Page 2: “contribuiting” should be “contributing” Thank you.
Page 5: “F=0.662, p=0.421” When an F-statistic is given, the degrees of freedom should also be given. There should be a numerator degrees of freedom and a denominator degrees of freedom.
Thank you for your comment, based on the comments received from other reviewers we performed new analysis and used a new test.
Page 6: There is a repeat phrase “with single nodule compared to those with single nodule compared to those with…” Thank you.
Page 6: “D=369.53” Please state whether this is Cohen’s D, or something else.
Thank you for your comment, based on the comments received from other reviewers we performed new analysis and used a new test.
Page 7: “R=0.356” Please state whether this is Spearman’s or Pearson’s correlation, or something else.

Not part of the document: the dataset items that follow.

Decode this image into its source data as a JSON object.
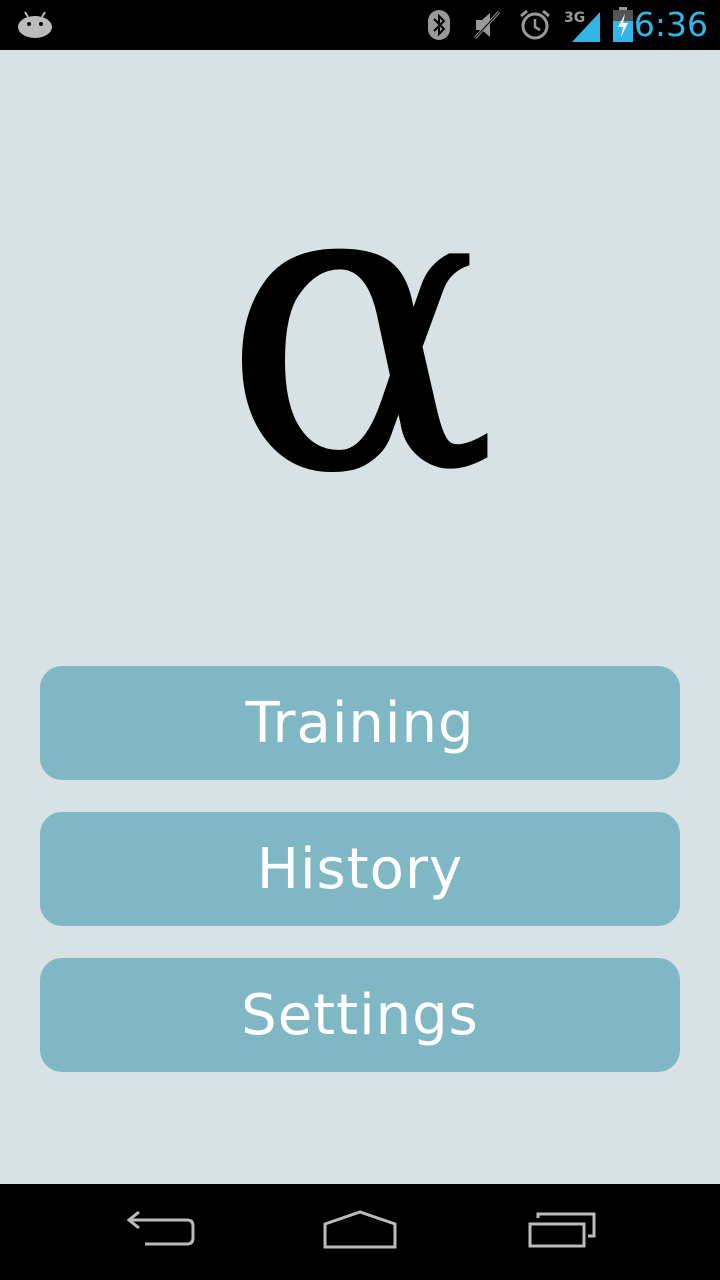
{
  "status_bar": {
    "time": "6:36",
    "network": "3G",
    "icons": [
      "android-notification-icon",
      "bluetooth-icon",
      "mute-icon",
      "alarm-icon",
      "signal-icon",
      "battery-charging-icon"
    ],
    "accent_color": "#33b5e5"
  },
  "logo": {
    "glyph": "α"
  },
  "menu": {
    "training_label": "Training",
    "history_label": "History",
    "settings_label": "Settings",
    "button_color": "#7fb8c4",
    "background_color": "#d8e2e4"
  },
  "nav_bar": {
    "icons": [
      "back-icon",
      "home-icon",
      "recent-apps-icon"
    ]
  }
}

We specified the type of the variable
Page 8: “F=0.023” Please provide the numerator and denominator degrees of freedom for the F-test.
Thank you for your comment, based on the comments received from the other reviewers we performed new analysis and used a new test. We will keep your input in mind for future work.
Round 2
Reviewer 3 Report
Comments and Suggestions for AuthorsThe authors have addressed my concerns.